Dopo l’Orfeo rappresentato nel 2009 e Il ritorno di Ulisse in patria nel 2011, si conclude l’importante trilogìa monteverdiana firmata Rinaldo Alessandrini e Bob Wilson
di Luca Chierici foto © Lucie Jansch
È FACILE DIMENTICARE QUANTA STRADA sia stata compiuta negli ultimi decenni per prosciugare tanti eccessi che avevano caratterizzato le prime riprese moderne dei grandi capolavori monteverdiani, per giungere all’essenzialità espressiva propria del trittico che è stato presentato alla Scala a partire dal 2009 in coproduzione con l’Opéra National de Paris.
L’ultimo titolo (e il più difficile) della trilogia, L’incoronazione di Poppea, è oggi approdato nel teatro milanese con un successo di pubblico davvero notevole. Immagini di archivio e reperti sonori ci tramandano nel caso della mirabile Poppea i passati allestimenti della Wallmann, via via spogliati di inutili orpelli nelle successive edizioni scaligere preparate da Ponnelle e Deflo. Il recupero della prassi esecutiva dell’epoca e il sempre più approfondito studio delle fonti portavano parallelamente a definire una versione più credibile sul piano strumentale e vocale, per approdare oggi a quella messa a punto dalla figura insostituibile di Rinaldo Alessandrini, campione di tanti recuperi che ci permettono di affrontare con maggiore consapevolezza un repertorio lontano nel tempo e spesso travisato.
La presenza di un regista e scenografo come Bob Wilson conferisce un tocco magico a queste rappresentazioni, vuoi per la scelta di recuperare la gestualità tipica del teatro seicentesco, vuoi per illustrare con un’economia di mezzi straordinaria i luoghi nei quali si svolge la vicenda: il quadro che illustra il sonno di Poppea raggiunge in tal senso attraverso la visione di Wilson un apice di espressività poetica che è sufficiente a garantire il successo di questa produzione.

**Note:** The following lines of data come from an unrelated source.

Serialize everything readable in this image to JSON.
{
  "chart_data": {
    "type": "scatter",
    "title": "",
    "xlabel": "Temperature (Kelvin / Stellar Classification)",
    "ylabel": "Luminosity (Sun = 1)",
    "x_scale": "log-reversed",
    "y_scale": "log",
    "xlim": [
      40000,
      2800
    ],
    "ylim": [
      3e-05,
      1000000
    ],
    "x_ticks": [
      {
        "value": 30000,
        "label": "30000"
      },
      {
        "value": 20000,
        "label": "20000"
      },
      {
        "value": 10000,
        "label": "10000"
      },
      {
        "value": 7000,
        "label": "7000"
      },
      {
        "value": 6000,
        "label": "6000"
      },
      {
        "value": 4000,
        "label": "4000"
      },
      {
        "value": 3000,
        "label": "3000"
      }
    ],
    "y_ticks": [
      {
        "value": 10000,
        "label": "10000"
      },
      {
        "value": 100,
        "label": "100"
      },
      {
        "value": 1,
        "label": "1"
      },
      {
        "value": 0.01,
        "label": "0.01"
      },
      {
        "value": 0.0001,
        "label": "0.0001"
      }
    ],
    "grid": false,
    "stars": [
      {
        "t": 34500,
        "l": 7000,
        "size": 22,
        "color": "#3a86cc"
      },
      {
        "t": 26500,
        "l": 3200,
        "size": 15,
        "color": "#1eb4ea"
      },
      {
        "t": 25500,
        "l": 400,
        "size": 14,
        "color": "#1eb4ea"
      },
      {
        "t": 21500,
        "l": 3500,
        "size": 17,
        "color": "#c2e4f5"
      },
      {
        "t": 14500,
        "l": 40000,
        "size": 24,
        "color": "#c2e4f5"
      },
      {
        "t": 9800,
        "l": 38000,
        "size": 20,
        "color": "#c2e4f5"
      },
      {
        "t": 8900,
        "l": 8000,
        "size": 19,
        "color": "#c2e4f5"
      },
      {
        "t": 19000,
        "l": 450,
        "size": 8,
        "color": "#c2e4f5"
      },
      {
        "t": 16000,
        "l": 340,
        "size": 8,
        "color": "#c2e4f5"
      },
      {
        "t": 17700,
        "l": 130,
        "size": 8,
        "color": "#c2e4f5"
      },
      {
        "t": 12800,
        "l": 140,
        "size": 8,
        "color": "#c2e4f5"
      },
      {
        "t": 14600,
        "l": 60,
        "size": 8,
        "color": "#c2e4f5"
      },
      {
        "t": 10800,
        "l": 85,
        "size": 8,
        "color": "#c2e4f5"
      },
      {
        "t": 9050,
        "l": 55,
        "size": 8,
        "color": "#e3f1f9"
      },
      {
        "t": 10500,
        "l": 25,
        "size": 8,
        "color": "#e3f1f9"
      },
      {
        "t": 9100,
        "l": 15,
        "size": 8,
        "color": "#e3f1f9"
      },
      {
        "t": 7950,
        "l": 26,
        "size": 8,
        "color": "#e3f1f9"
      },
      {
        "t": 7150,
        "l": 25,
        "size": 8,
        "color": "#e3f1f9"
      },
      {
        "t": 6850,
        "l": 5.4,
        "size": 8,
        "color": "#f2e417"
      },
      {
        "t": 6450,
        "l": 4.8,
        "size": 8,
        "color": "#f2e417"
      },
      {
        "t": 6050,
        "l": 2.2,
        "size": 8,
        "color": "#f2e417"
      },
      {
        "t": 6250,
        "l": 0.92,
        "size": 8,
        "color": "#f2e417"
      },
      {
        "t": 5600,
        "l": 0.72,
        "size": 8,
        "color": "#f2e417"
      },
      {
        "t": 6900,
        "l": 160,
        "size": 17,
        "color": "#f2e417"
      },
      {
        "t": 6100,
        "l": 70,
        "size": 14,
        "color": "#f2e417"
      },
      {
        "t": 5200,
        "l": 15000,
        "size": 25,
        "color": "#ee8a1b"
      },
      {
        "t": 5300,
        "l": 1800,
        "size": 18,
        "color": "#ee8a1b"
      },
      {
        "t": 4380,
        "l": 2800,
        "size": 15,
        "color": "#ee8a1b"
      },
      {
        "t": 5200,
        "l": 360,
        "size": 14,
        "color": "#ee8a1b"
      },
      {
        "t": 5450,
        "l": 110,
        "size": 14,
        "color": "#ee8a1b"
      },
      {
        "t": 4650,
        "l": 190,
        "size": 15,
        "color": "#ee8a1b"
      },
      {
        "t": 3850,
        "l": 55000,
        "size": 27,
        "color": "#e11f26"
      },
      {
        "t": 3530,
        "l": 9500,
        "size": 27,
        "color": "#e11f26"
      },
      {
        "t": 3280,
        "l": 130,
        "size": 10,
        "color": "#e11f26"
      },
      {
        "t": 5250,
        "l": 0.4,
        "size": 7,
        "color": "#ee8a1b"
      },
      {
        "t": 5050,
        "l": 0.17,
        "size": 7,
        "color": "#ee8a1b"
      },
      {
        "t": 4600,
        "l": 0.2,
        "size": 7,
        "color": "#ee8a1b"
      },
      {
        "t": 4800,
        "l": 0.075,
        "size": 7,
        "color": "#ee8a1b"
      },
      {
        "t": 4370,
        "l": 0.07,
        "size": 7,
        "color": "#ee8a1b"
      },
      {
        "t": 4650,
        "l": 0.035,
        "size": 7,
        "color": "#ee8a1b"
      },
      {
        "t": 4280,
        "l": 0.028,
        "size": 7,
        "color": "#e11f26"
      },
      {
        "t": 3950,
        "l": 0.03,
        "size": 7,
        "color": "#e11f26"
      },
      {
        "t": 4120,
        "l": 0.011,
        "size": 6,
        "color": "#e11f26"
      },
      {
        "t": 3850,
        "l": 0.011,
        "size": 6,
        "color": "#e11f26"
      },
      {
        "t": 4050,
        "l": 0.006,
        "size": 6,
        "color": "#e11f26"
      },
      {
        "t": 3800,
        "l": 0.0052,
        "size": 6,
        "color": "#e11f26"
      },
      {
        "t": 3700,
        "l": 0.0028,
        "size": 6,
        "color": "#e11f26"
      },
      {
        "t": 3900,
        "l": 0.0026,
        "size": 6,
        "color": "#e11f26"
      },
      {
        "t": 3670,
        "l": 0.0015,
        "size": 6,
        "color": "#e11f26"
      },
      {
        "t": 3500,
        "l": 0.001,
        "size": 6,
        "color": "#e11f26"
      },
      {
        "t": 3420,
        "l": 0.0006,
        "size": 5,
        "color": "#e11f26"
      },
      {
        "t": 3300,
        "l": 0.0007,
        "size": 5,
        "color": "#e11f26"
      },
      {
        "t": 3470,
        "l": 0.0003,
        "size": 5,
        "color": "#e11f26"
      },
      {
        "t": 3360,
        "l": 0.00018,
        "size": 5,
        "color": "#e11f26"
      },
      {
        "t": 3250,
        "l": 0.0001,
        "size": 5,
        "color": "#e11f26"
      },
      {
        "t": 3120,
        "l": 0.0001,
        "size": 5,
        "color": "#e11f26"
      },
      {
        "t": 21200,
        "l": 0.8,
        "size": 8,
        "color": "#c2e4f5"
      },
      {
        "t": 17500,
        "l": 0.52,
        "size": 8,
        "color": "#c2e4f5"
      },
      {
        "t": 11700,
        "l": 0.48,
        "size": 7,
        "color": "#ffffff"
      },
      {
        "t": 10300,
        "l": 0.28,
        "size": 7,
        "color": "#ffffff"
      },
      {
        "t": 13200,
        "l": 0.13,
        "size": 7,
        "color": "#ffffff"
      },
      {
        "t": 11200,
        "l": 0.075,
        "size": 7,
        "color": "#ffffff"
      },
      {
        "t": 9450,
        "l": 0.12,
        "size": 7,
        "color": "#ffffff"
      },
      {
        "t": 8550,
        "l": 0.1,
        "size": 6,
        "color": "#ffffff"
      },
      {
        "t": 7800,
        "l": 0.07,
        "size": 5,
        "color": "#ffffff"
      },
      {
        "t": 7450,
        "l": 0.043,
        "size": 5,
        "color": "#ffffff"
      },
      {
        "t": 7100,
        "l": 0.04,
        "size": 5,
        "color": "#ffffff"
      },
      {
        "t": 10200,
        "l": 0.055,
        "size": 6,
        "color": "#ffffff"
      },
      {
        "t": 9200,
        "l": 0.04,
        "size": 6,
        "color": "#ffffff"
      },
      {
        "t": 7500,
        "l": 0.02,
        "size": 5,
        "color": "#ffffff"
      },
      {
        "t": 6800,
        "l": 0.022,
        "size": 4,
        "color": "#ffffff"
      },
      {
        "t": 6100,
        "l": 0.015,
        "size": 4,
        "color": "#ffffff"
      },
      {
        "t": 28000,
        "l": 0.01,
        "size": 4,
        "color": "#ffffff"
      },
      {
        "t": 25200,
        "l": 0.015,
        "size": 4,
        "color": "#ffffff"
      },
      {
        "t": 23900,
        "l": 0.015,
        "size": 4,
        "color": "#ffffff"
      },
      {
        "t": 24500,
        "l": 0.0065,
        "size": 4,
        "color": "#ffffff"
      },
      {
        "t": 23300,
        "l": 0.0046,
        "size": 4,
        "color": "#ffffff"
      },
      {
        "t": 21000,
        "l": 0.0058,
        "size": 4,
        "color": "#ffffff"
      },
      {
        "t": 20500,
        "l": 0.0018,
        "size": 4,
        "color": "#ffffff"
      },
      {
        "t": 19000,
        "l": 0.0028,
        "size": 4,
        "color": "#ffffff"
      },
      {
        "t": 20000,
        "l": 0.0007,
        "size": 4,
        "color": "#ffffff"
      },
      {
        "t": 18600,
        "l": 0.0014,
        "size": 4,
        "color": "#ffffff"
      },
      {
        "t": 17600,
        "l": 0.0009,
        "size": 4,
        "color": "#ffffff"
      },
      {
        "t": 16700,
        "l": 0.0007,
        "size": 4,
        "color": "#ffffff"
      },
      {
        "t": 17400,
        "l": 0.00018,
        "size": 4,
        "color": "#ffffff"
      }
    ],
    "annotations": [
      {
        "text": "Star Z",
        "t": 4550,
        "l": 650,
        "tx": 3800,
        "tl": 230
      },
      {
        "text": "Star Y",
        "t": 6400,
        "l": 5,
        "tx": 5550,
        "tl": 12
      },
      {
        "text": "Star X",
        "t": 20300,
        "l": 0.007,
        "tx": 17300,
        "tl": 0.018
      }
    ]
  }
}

Un ascolto non facile, quello del teatro monteverdiano, che produce nello spettatore non specializzato un senso di stupore nei confronti di un tipo di espressività allo stesso tempo lontana dalle regole del melodramma più tardo eppure così moderna, attuale.
Il successo che il pubblico ha tributato anche a questa Poppea è stato unanime ed egualmente ripartito sulle diverse componenti dello spettacolo, così come dovrebbe sempre accadere. Non si hanno sufficienti parole per lodare il coinvolgimento di Alessandrini e dei cantanti che hanno preso parte alle recite, dai fuoriclasse Miah Persson, Monica Bacelli, Sara Mingardo all’ottimo Nerone di Leonardo Cortellazzi, il Seneca di Andrea Concetti, la Drusilla di Maria Celeng, l’Arnalta di Adriana Di Paola. Problemi di collazione delle diverse fonti, confronti tra i manoscritti che hanno permesso di venire a capo di problemi filologici ritenuti praticamente irrisolvibili sottintendevano in trasparenza una realizzazione finale perfetta, lineare, che rimarrà come punto di riferimento irrinunciabile negli annali del Teatro.